The facility at Kwinana is still being demolished – its chimney stacks, for instance, are being dismantled piece by piece using a bespoke platform because the surrounding infrastructure – gas generators and two new big batteries – make it impossible for controlled explosions.
Other units to close have been Muja A and B in 2018, units C5 in 2022 and C6 in April this year.
In their place Synergy has been focused on battery storage and renewables, building three big batteries of its own, starting construction of a new wind farm at Kings Rock (its first new wholly owned wind farm in 15 years), and an expansion of the Warradarge wind farm via its partly owned Bright venture.
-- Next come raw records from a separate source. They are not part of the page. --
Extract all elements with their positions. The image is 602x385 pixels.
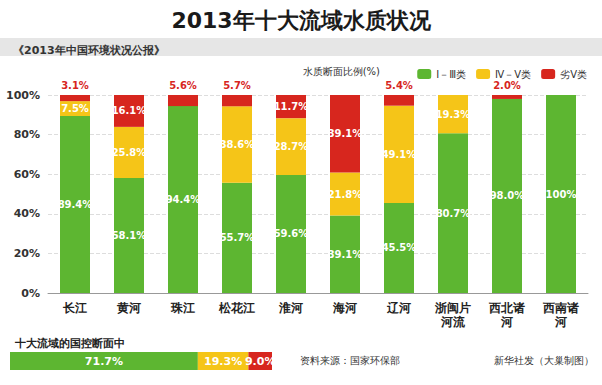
svg-text:20%: 20% <box>14 247 40 260</box>
svg-text:21.8%: 21.8% <box>328 189 363 200</box>
svg-text:Ⅰ－Ⅲ类: Ⅰ－Ⅲ类 <box>436 69 466 80</box>
svg-text:98.0%: 98.0% <box>490 190 525 201</box>
svg-text:辽河: 辽河 <box>386 301 411 315</box>
svg-text:淮河: 淮河 <box>278 301 303 315</box>
svg-text:河: 河 <box>554 315 567 329</box>
svg-text:5.4%: 5.4% <box>385 80 413 91</box>
svg-text:西北诸: 西北诸 <box>488 301 525 315</box>
svg-text:7.5%: 7.5% <box>61 103 89 114</box>
svg-text:资料来源：国家环保部: 资料来源：国家环保部 <box>300 355 400 366</box>
svg-text:45.5%: 45.5% <box>382 242 417 253</box>
svg-text:松花江: 松花江 <box>218 301 255 315</box>
svg-text:60%: 60% <box>14 168 40 181</box>
svg-text:水质断面比例(%): 水质断面比例(%) <box>303 66 380 77</box>
svg-text:59.6%: 59.6% <box>274 228 309 239</box>
svg-text:珠江: 珠江 <box>170 301 195 315</box>
svg-text:西南诸: 西南诸 <box>542 301 579 315</box>
svg-text:Ⅳ－Ⅴ类: Ⅳ－Ⅴ类 <box>495 69 531 80</box>
svg-text:100%: 100% <box>546 189 577 200</box>
svg-text:89.4%: 89.4% <box>58 199 93 210</box>
svg-text:5.6%: 5.6% <box>169 80 197 91</box>
svg-text:19.3%: 19.3% <box>204 355 242 368</box>
svg-text:5.7%: 5.7% <box>223 80 251 91</box>
svg-text:94.4%: 94.4% <box>166 194 201 205</box>
svg-text:25.8%: 25.8% <box>112 147 147 158</box>
svg-text:16.1%: 16.1% <box>112 105 147 116</box>
svg-text:黄河: 黄河 <box>116 301 141 315</box>
svg-text:11.7%: 11.7% <box>274 101 309 112</box>
svg-text:55.7%: 55.7% <box>220 232 255 243</box>
svg-text:浙闽片: 浙闽片 <box>434 301 471 315</box>
svg-text:河: 河 <box>500 315 513 329</box>
svg-text:劣Ⅴ类: 劣Ⅴ类 <box>560 69 587 80</box>
svg-text:3.1%: 3.1% <box>61 80 89 91</box>
svg-text:40%: 40% <box>14 207 40 220</box>
svg-text:58.1%: 58.1% <box>112 230 147 241</box>
svg-text:71.7%: 71.7% <box>85 355 123 368</box>
svg-text:2.0%: 2.0% <box>493 80 521 91</box>
svg-text:28.7%: 28.7% <box>274 141 309 152</box>
svg-text:80.7%: 80.7% <box>436 208 471 219</box>
svg-text:39.1%: 39.1% <box>328 249 363 260</box>
svg-text:19.3%: 19.3% <box>436 109 471 120</box>
svg-text:《2013年中国环境状况公报》: 《2013年中国环境状况公报》 <box>13 44 165 57</box>
svg-text:9.0%: 9.0% <box>245 355 276 368</box>
svg-text:100%: 100% <box>6 89 40 102</box>
svg-text:38.6%: 38.6% <box>220 139 255 150</box>
svg-text:0%: 0% <box>21 287 40 300</box>
svg-text:新华社发（大巢制图）: 新华社发（大巢制图） <box>494 355 594 366</box>
svg-text:长江: 长江 <box>62 301 87 315</box>
svg-text:80%: 80% <box>14 128 40 141</box>
svg-text:海河: 海河 <box>332 301 357 315</box>
svg-text:河流: 河流 <box>440 315 466 329</box>
svg-text:39.1%: 39.1% <box>328 128 363 139</box>
svg-text:2013年十大流域水质状况: 2013年十大流域水质状况 <box>171 8 431 33</box>
svg-text:十大流域的国控断面中: 十大流域的国控断面中 <box>14 337 125 350</box>
svg-text:49.1%: 49.1% <box>382 149 417 160</box>
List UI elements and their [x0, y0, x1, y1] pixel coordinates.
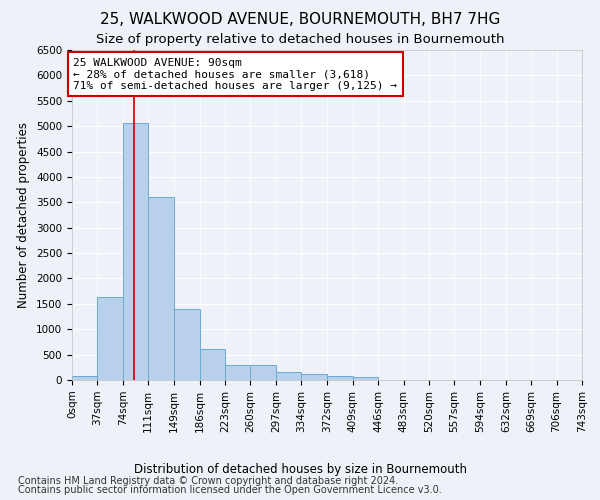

Synergy says it plans to source more bulk energy through power purchase agreements with other parties, and there is a growing list of big wind and solar projects lining up to begin construction and competing in the federal government’s Capacity Investment Scheme tender seeking 1,600 MW of new capacity.
The batteries include one of the country’s biggest, the 500 MW and 2,000 MWh Collie battery near its soon to be shuttered coal generators, which should be operating later this year. It has already completed two batteries, 100 MW, 200 MWh KBESS1 and 200 MW and 900 MWh KBESS2 at its Kwinana site.
“Coal currently plays a critical role for baseload supply, but with an ageing fleet and growing renewables driving down average prices and increasing intra-day volatility, the role of coal is reduced,” the company writes.
It says that as coal is retired and use of renewables increase, the market will require investment for reliability and it is investing in batteries and other technologies to improve flexibility and capacity.
Because of the closure of some of its coal units, Synergy’s annual electricity generation has fallen from more than 8 terawatt hours in 2015 to just over 5 TWh now. In the meantime, rooftop solar production has leaped from 390 GWh to nearly 2 TWh.
Because of that growth in rooftop solar, and the emergence of other renewable projects, Synergy’s share of total generation in the state’s main grid is now less than 30 per cent, down from 44 per cent a decade ago.
“Much has changed since I began my energy career as an engineering cadet at Muja Power Station three decades ago,” CEO Baker writes in the annual report. “Technologies have advanced, markets have evolved, and the pace of change has accelerated.”